Behavior of AglnCd Absorber Material in Zry/UO2 Fuel Rod Simulator Bundles Tested at High Temperatures in the CORA Facility

2009 
The CORA experiments carried out in an out-of-pile facility at the Kernforschungszentrum Karlsruhe (KfK), Federal Republic of Germany, are part of the "Severe Fuel Damage" (SFD) program.

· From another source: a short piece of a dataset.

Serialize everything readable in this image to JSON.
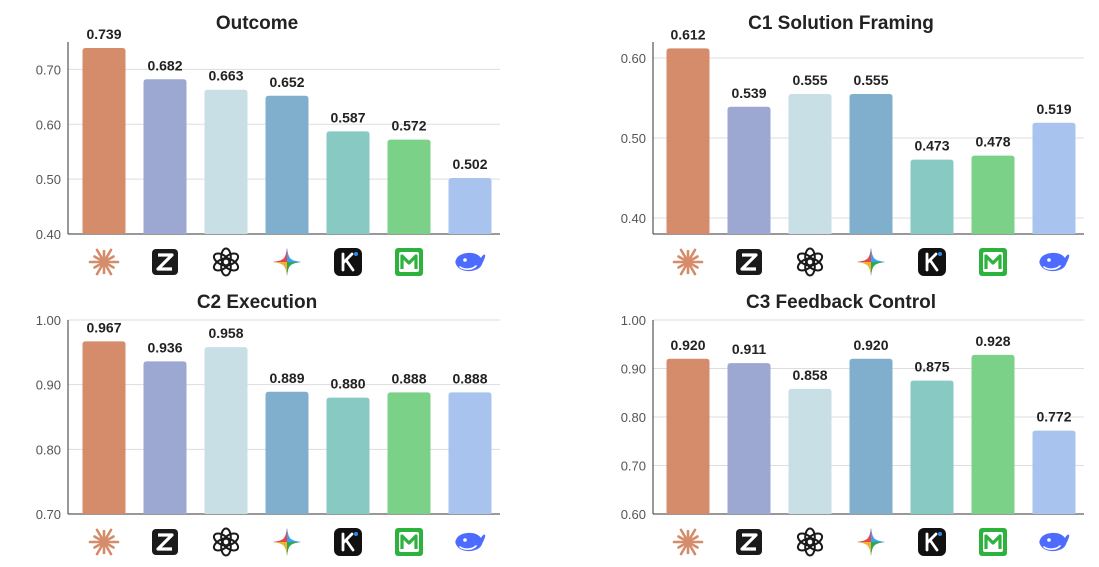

The experimental program is to provide information on the failure mechanisms of Light Water Reactor (LWR) fuel elements in a temperature range from 1200°C to 2000°C and in a few cases up to 2400°C. In the CORA experiments two different bundle configurations are tested: PWR (Pressurized Water Reactor) and BWR (Boiling Water Reactor) bundles. The PWR-type assemblies usually consist of 25 rods with 16 electrically heated fuel rod simulators and nine unheated rods (full-pellet and absorber rods). Bundle CORA-5 contained one Ag/ln/Cd - steel absorber rod whereas two absorber rods were used in CORA-12, CORA-15, and CORA-9. The larger bundle CORA-7 contained 5 absorber rods. CORA-12 was terminated by quenching with water from the bottom. In CORA-15 the heated and unheated rods were pressurized to achieve pronounced clad ballooning. Bundle CORA-9 was tested with a system pressure of 1.0 MPa instead of 0.22 MPa. The test bundles were subjected to temperature transients of a slow heatup rate in a steam environment. Thus, an accident sequence is simulated, which may develop from a small-break loss-of-coolant accident of a LWR. The transient phases of the tests were initiated with a temperature ramp rate of 1 K/s. The temperature escalation due to the exothermal zircaloy (Zry)-steam reaction started at about 1100°C, leading the bundles to maximum temperatures of approximately 2000°C. Rod destruction started with the failure of the absorber rod cladding at about 1200°C, i. e. about 250 K below the melting regime of steel. Penetration of the steel cladding was presumably caused by a eutectic interaction between steel and the zircaloy guide tube. The test bundles resulted in severe oxidation and partial melting of the cladding, fuel dissolution by Zry/UO 2 interaction, complete Inconel spacer destruction, and relocation of melts and fragments to lower elevations in the bundle, where extended blockages have formed. There was no difference in the behavior of the large bundle CORA-7 compared to the test bundles of regular size.